Hayne to have ‘negative impact’ on advice industry: Morningstar
Financial advisers are yet to feel the full impact of the royal commission, which will hand down its final report next month.
In a research note on ASX-listed fund manager Perpetual Limited, Morningstar analyst Chanaka Gunasekera explained how the reputation of financial advisers will impact the group and the industry in general.
“Perpetual Private has not faced any direct fallout from the royal commission, but we expect the egregious level of misconduct by financial advisers revealed by the royal commission will have a negative impact on the reputation of financial advisers more generally,” he said.
Two of the biggest issues to be unearthed by the Hayne inquiry over 2018 were fees for no service and the sale of life insurance to dead people.

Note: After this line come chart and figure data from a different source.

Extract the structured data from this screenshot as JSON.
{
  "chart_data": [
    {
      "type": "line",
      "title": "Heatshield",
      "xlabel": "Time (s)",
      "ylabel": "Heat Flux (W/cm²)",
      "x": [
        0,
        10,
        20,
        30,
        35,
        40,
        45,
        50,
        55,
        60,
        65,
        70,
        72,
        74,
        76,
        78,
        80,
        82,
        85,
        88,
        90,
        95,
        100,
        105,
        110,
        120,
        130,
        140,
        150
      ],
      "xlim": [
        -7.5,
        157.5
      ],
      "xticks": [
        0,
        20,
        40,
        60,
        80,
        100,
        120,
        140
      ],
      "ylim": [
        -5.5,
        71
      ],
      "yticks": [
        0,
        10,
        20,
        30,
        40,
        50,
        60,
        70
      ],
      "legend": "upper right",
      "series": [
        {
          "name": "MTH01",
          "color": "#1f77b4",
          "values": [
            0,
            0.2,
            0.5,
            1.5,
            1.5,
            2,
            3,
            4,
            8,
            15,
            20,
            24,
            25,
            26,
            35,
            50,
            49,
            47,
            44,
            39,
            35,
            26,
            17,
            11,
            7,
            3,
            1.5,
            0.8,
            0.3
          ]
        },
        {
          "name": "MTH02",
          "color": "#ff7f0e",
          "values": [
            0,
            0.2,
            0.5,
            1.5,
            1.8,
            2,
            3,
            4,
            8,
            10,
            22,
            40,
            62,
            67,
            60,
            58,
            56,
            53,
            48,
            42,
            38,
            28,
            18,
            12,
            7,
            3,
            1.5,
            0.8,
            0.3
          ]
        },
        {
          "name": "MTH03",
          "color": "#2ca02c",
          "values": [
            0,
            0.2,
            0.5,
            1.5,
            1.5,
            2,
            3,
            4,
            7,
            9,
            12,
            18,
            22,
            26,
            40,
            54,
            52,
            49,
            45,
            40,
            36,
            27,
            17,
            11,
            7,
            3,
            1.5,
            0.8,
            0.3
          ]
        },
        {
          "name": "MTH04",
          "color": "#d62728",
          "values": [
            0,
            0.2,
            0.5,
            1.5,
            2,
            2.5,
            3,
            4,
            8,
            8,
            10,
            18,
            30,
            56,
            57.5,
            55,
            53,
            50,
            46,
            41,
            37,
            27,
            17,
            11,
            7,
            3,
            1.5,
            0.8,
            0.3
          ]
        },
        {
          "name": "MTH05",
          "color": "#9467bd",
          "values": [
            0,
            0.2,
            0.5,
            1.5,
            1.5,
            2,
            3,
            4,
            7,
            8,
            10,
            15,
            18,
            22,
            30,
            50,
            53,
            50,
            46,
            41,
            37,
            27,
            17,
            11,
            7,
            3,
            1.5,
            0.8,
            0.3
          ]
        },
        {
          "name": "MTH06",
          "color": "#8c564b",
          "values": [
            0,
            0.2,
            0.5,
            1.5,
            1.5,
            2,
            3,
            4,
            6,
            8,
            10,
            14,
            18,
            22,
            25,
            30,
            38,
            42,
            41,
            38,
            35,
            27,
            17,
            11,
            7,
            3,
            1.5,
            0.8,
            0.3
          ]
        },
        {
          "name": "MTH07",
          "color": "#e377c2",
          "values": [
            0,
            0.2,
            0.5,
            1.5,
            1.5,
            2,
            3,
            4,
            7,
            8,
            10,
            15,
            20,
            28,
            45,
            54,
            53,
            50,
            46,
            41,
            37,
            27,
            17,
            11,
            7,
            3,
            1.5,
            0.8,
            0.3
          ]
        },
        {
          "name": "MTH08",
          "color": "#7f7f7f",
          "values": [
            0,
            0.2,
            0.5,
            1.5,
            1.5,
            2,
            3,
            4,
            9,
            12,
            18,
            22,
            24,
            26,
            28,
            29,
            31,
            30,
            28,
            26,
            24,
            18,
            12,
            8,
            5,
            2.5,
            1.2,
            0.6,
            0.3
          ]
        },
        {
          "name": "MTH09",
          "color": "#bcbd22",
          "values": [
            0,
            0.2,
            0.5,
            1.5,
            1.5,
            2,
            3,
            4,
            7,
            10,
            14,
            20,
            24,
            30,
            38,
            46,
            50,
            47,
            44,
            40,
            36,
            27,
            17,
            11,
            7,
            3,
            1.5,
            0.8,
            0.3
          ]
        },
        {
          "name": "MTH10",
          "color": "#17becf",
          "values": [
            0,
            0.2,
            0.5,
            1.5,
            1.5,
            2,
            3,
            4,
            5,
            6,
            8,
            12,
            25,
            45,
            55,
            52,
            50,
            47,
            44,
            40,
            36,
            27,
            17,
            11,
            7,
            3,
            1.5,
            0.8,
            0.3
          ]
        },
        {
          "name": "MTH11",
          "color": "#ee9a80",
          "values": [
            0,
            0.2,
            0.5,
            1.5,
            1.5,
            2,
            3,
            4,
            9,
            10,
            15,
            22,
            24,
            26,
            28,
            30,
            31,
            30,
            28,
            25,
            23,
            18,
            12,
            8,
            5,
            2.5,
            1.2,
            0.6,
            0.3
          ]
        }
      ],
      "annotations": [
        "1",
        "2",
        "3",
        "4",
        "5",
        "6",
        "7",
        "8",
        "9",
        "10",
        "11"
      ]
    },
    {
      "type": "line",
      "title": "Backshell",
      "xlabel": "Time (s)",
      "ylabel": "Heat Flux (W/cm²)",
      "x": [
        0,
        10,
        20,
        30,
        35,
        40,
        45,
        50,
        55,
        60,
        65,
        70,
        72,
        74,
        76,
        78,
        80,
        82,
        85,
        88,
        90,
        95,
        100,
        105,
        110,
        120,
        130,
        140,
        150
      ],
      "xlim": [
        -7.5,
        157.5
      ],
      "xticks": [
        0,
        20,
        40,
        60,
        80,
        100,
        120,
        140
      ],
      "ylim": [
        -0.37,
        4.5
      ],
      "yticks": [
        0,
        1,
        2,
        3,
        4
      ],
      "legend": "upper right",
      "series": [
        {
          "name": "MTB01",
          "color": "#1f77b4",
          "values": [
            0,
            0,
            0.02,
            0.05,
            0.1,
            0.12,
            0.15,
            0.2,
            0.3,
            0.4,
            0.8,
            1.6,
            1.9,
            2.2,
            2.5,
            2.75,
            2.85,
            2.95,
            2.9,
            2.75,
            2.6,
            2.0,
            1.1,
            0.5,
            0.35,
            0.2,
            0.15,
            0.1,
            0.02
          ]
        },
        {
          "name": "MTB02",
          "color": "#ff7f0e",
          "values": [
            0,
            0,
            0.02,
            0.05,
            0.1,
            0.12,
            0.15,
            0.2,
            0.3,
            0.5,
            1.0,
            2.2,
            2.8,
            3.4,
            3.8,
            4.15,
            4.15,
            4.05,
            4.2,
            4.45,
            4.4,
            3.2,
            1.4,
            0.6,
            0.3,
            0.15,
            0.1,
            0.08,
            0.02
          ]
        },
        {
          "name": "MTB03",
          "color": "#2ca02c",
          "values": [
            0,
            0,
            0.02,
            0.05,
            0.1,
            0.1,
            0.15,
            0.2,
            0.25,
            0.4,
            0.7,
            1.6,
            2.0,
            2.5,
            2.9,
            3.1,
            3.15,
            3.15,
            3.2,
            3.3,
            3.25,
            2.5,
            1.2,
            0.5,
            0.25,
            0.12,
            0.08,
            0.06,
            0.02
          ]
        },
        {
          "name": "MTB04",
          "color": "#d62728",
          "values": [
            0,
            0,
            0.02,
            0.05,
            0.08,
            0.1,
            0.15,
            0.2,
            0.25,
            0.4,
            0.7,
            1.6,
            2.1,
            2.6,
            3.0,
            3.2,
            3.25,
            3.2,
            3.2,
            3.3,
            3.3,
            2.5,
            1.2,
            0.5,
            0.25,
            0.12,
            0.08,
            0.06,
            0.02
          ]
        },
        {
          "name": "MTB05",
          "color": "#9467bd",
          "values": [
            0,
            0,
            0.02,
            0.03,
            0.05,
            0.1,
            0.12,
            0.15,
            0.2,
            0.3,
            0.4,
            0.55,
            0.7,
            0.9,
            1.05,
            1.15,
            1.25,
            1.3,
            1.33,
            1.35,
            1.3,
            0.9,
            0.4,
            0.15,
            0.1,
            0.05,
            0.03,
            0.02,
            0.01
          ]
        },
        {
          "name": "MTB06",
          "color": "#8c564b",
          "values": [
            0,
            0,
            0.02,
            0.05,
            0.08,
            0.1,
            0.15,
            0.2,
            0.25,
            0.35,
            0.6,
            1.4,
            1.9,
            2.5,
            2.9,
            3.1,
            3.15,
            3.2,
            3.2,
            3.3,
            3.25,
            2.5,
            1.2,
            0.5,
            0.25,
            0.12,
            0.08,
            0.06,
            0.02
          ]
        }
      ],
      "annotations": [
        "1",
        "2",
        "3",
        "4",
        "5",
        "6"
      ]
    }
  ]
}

Conflicts of interest within wealth management were also highlighted, resulting in APRA taking action against IOOF and its senior leaders late last year.
IOOF managing director Christopher Kelaher and chairman George Venardos consequently agreed to step aside from their respective positions three days after APRA’s announcement.
Shine Lawyers has now taken a stance against IOOF and revealed it is currently proposing a claim against the company.
The law firm said it has undertaken a year-long investigation into alleged corporate misconduct within IOOF, with backing from ICP and Litigation Lending. The proposed claim will be subject to the finalisation of that investigation, as well as interest from IOOF shareholders.
Morningstar’s Mr Gunasekera said that “several” class action lawyers are now indicating an interest in commending proceedings.
“At this early stage, estimating the cost of a class action has a high degree of uncertainty. As a reference point, a few years ago QBE Insurance settled a class action for about $132.5 million and we have forecasts likely class actions costs to IOOF of $150 million spread over fiscal 2020 and 2021,” he said.
Morningstar also expects ASIC to investigate the company over potential breaches of directors’ duties and the FOFA legislations.
The analyst has forecasted costs of around $50 million over the next two fiscal years.
“Notably, this is significantly higher than the maximum exposure to the royal commission recently guided to by the company, which in current circumstances, we expect is overly optimistic,” Mr Gunasekera said.
The wealth management industry must now wait for the royal commission’s final report, which is due to be released next month.